The Peak Oil Crisis: Rationing
By Tom Whipple
Falls Church News-Press
July 14 - July 20, 2005 VOL. XV NO. 19
http://www.fcnp.com/519/peakoil.htm
In accordance with Title 17 U.S.C. Section 107, this material is distributed without profit to those who have expressed a prior interest in receiving the included information for research and educational purposes.
It has to come sooner or later. As oil becomes scarcer and scarcer and price rises higher and higher, pressures will grow for a formal allocation system. Rationing will come, if only to calm the havoc at the gas lines and the social upheavals that are bound to occur as long as rationing is only by price.
America's most recent experience with rationing goes back to World War II. You have to be nearly 70 to remember the little square "A", "B", and "C" stickers affixed to the windshields of ever car. These stickers, when accompanied by a sheet of rationing stamps, allowed one to buy gas. Everybody got an "A" sticker (a whole 4 gallons a month just for the asking). To get a "B" or "C" sticker, one had to appear before a rationing board and make the case their mobility was vital to the war effort or at least the well-being of their fellow citizens.
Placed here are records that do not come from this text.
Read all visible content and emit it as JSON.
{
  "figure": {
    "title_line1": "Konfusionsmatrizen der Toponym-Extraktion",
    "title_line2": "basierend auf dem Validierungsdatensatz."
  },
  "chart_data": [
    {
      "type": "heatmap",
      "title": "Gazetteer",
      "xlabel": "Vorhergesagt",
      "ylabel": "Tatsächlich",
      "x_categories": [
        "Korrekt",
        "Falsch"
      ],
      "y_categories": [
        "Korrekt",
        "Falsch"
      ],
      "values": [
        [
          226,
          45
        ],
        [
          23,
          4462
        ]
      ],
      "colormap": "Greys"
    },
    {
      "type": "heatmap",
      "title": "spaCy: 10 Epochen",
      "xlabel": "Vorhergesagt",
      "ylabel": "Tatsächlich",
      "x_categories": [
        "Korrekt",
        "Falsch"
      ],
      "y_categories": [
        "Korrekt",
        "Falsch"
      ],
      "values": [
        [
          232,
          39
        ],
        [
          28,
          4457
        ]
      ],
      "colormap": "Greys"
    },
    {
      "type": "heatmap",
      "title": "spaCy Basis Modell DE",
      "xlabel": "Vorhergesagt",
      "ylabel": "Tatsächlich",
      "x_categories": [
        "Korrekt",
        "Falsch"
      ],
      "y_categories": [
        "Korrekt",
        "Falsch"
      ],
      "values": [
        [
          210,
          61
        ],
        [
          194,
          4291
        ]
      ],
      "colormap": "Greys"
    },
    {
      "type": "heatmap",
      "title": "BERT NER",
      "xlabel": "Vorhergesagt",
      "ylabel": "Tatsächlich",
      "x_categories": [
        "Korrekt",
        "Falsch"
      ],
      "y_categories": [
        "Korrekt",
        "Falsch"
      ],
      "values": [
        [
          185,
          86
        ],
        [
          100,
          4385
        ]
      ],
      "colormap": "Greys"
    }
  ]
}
If one ponders for a few minutes on how a modern rationing system might be structured, it is soon apparent nearly any scheme is full of inequities and would be subject to massive and, no doubt, ingenious fraud- especially when an American's ability to drive his beloved car is at stake. Do you allocate fuel by vehicle? Buy a yard full of clunkers and drive to your heart's content or until you run out of money. Or allocate gasoline by person, by licensed driver, by commute distance, by adjusted gross income? Problems abound everywhere.